College Parents’ $89 base membership fee includes $5,000 of annual coverage. For $299 annually, College Parents offers $15,000 in annual coverage, plus a fringe benefits like small gadget theft insurance and personal computer protection. For $599, parents can get $50,000 in annual coverage.
By offering the insurance, Boyle is hoping to attract new members to the group as part of a larger effort to “rethink our mission” as an organization that can “help parents understand, prepare for and protect their investment” in paying for part or all of a child’s college education. Tuition insurance is embedded in membership but the group will also offer members-only student health insurance and renters' insurance.
But some financial aid experts question the need for tuition insurance, and even those who sell it acknowledge that not every tuition payer is going to feel the need to buy a policy.
Mark Kantrowitz, publisher of Finaid.org , says he considers tuition insurance “more of a niche product, mainly selling reassurance to a pretty rarefied group of parents.” Low costs at community colleges and some other public institutions, plus federal and institutional financial aid, mean that many families make small contributions already and are willing to take the risk. “If your child is attending a community college you’re extremely unlikely to be interested in this. If your child’s attending a $50,000 a year school, you’re more likely to be interested.”
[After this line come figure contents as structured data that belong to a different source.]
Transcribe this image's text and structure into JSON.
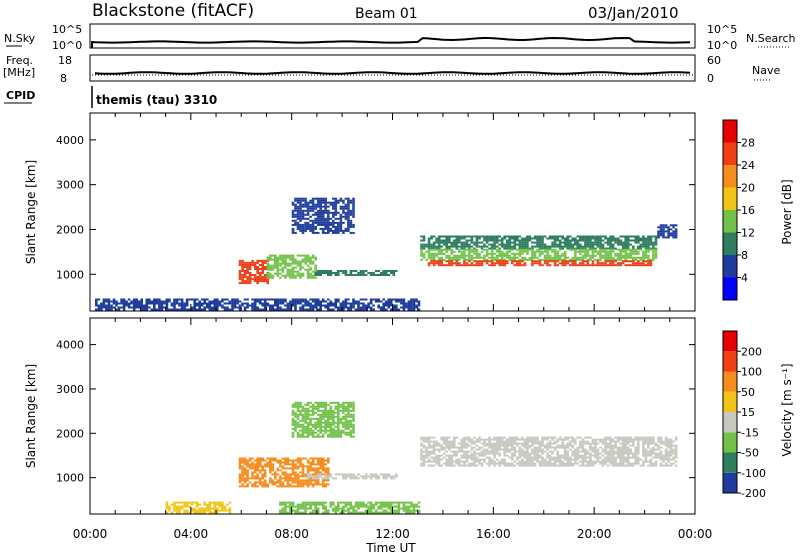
{
  "header": {
    "station": "Blackstone (fitACF)",
    "beam": "Beam 01",
    "date": "03/Jan/2010"
  },
  "strips": {
    "nsky_label": "N.Sky",
    "nsky_ticks": [
      "10^5",
      "10^0"
    ],
    "nsearch_label": "N.Search",
    "nsearch_ticks": [
      "10^5",
      "10^0"
    ],
    "freq_label": "Freq.",
    "freq_unit": "[MHz]",
    "freq_ticks": [
      "18",
      "8"
    ],
    "nave_label": "Nave",
    "nave_ticks": [
      "60",
      "0"
    ],
    "cpid_label": "CPID",
    "cpid_value": "themis (tau) 3310"
  },
  "colorbars": {
    "power": {
      "label": "Power [dB]",
      "ticks": [
        "28",
        "24",
        "20",
        "16",
        "12",
        "8",
        "4"
      ],
      "colors": [
        "#0000ff",
        "#1e3c9c",
        "#2e7d5e",
        "#72c24a",
        "#f2c417",
        "#f68c1c",
        "#ee3f16",
        "#e60000"
      ]
    },
    "velocity": {
      "label": "Velocity [m s⁻¹]",
      "ticks": [
        "200",
        "100",
        "50",
        "15",
        "-15",
        "-50",
        "-100",
        "-200"
      ],
      "colors": [
        "#1e3c9c",
        "#2e7d5e",
        "#72c24a",
        "#c8c8c0",
        "#f2c417",
        "#f68c1c",
        "#ee3f16",
        "#e60000"
      ]
    }
  },
  "chart_data": [
    {
      "type": "heatmap",
      "panel": "power",
      "ylabel": "Slant Range [km]",
      "yticks": [
        1000,
        2000,
        3000,
        4000
      ],
      "ylim": [
        180,
        4600
      ],
      "xlim": [
        0,
        24
      ],
      "regions": [
        {
          "t0": 5.9,
          "t1": 7.0,
          "r0": 780,
          "r1": 1300,
          "color": "#ee3f16"
        },
        {
          "t0": 7.0,
          "t1": 8.9,
          "r0": 900,
          "r1": 1400,
          "color": "#72c24a"
        },
        {
          "t0": 8.9,
          "t1": 12.1,
          "r0": 960,
          "r1": 1080,
          "color": "#2e7d5e"
        },
        {
          "t0": 13.1,
          "t1": 22.5,
          "r0": 1550,
          "r1": 1850,
          "color": "#2e7d5e"
        },
        {
          "t0": 13.1,
          "t1": 22.5,
          "r0": 1300,
          "r1": 1550,
          "color": "#72c24a"
        },
        {
          "t0": 13.4,
          "t1": 22.3,
          "r0": 1180,
          "r1": 1300,
          "color": "#ee3f16"
        },
        {
          "t0": 22.5,
          "t1": 23.3,
          "r0": 1800,
          "r1": 2100,
          "color": "#1e3c9c"
        },
        {
          "t0": 8.0,
          "t1": 10.4,
          "r0": 1900,
          "r1": 2700,
          "color": "#1e3c9c"
        },
        {
          "t0": 0.2,
          "t1": 13.0,
          "r0": 190,
          "r1": 440,
          "color": "#1e3c9c"
        }
      ]
    },
    {
      "type": "heatmap",
      "panel": "velocity",
      "xlabel": "Time UT",
      "ylabel": "Slant Range [km]",
      "yticks": [
        1000,
        2000,
        3000,
        4000
      ],
      "ylim": [
        180,
        4600
      ],
      "xlim": [
        0,
        24
      ],
      "xticks": [
        "00:00",
        "04:00",
        "08:00",
        "12:00",
        "16:00",
        "20:00",
        "00:00"
      ],
      "regions": [
        {
          "t0": 5.9,
          "t1": 9.4,
          "r0": 780,
          "r1": 1450,
          "color": "#f68c1c"
        },
        {
          "t0": 8.6,
          "t1": 12.1,
          "r0": 960,
          "r1": 1080,
          "color": "#c8c8c0"
        },
        {
          "t0": 13.1,
          "t1": 23.3,
          "r0": 1250,
          "r1": 1900,
          "color": "#c8c8c0"
        },
        {
          "t0": 8.0,
          "t1": 10.4,
          "r0": 1900,
          "r1": 2700,
          "color": "#72c24a"
        },
        {
          "t0": 3.0,
          "t1": 5.5,
          "r0": 190,
          "r1": 440,
          "color": "#f2c417"
        },
        {
          "t0": 7.5,
          "t1": 13.0,
          "r0": 190,
          "r1": 440,
          "color": "#72c24a"
        }
      ]
    }
  ]
}
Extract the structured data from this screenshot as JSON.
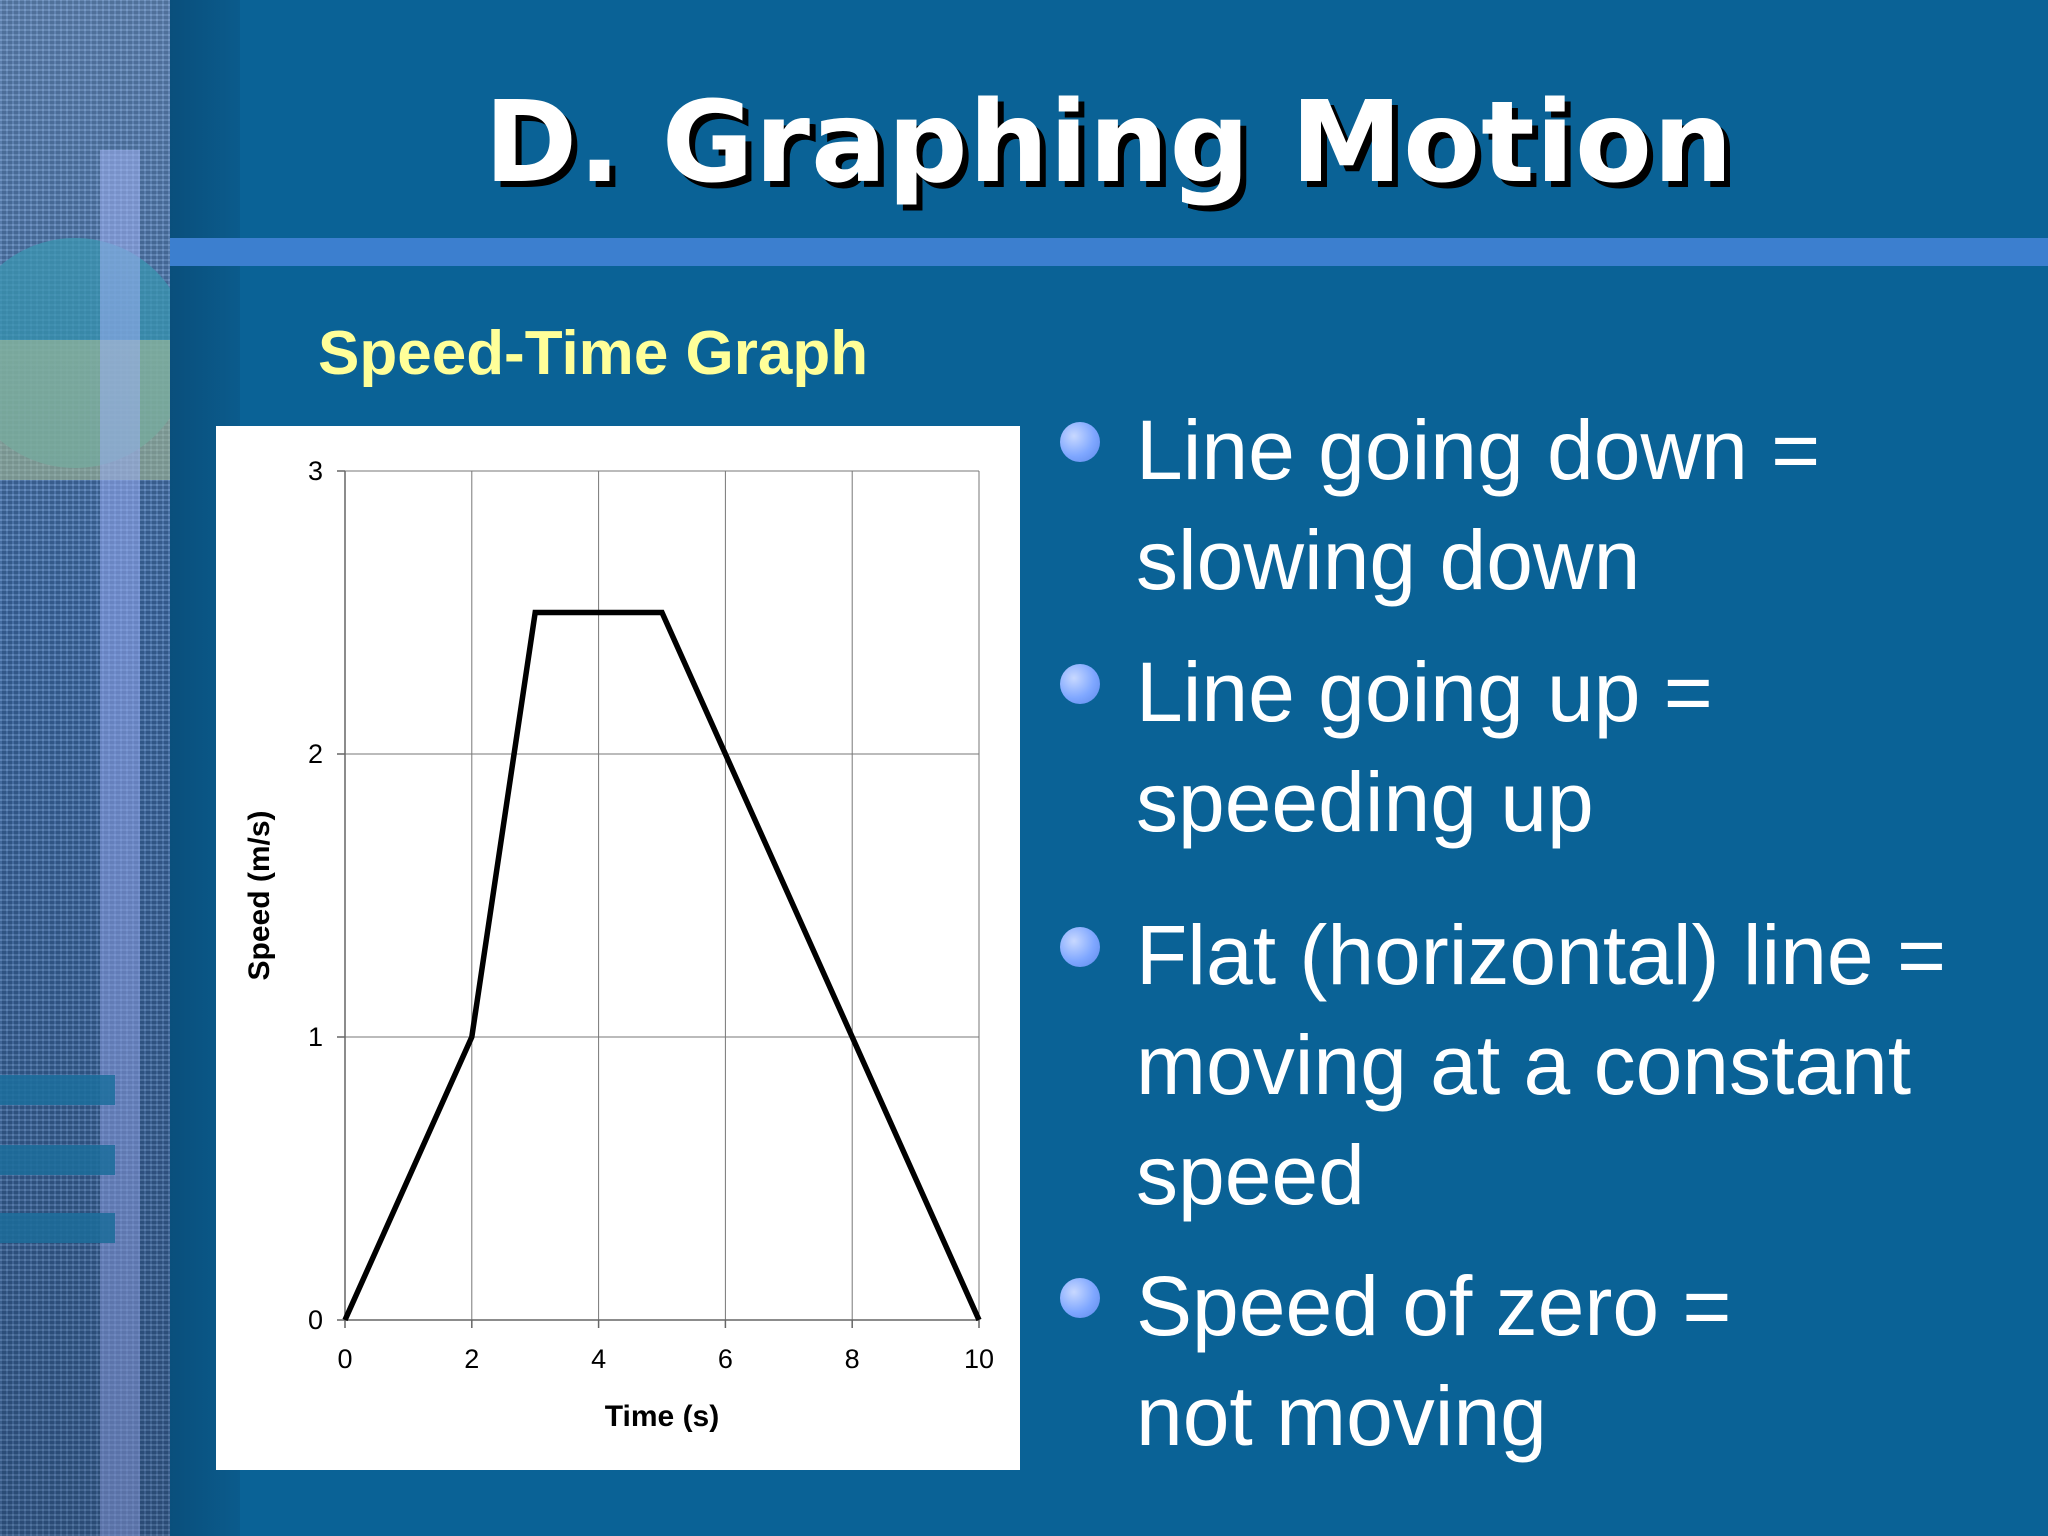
{
  "slide": {
    "title": "D. Graphing Motion",
    "subtitle": "Speed-Time Graph",
    "accent_color": "#ffff99",
    "background_color": "#0a6296"
  },
  "bullets": [
    {
      "line1": "Line going down =",
      "line2": "slowing down"
    },
    {
      "line1": "Line going up =",
      "line2": "speeding up"
    },
    {
      "line1": "Flat (horizontal) line =",
      "line2": "moving at a constant",
      "line3": "speed"
    },
    {
      "line1": "Speed of zero =",
      "line2": "not moving"
    }
  ],
  "chart_data": {
    "type": "line",
    "title": "",
    "xlabel": "Time (s)",
    "ylabel": "Speed (m/s)",
    "xlim": [
      0,
      10
    ],
    "ylim": [
      0,
      3
    ],
    "x_ticks": [
      "0",
      "2",
      "4",
      "6",
      "8",
      "10"
    ],
    "y_ticks": [
      "0",
      "1",
      "2",
      "3"
    ],
    "grid": true,
    "series": [
      {
        "x": [
          0,
          2,
          3,
          5,
          10
        ],
        "y": [
          0,
          1,
          2.5,
          2.5,
          0
        ]
      }
    ]
  }
}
Students from low-income backgrounds could benefit from the policies, but because they are so poor they’re unlikely to take the policies out to begin with, says Justin Draeger, vice president of public policy, advocacy and research at the National Association of Student Financial Aid Administrators. “Because tuition insurance isn’t an educational expense, it’s not included as a cost of attendance and can’t be covered by student aid. They’re not likely to have the cash on hand, and if something does go wrong and they need to drop out, they’re just going to lose whatever they’ve put in out of pocket.”
Both Kantrowitz and Draeger note that because colleges publish refund policies and have appeals policies, it makes sense for families to figure out whether they’re actually taking a big risk by not buying the insurance. “A little bit of homework up front about the college’s rules can make it clear that the insurance isn’t necessary,” Draeger says, adding that in most instances he thinks it isn’t.
Most parents seem to come to the same conclusion, too. Tufts, of Dewar, says that on average 10 percent of parents at member institutions choose to buy policies.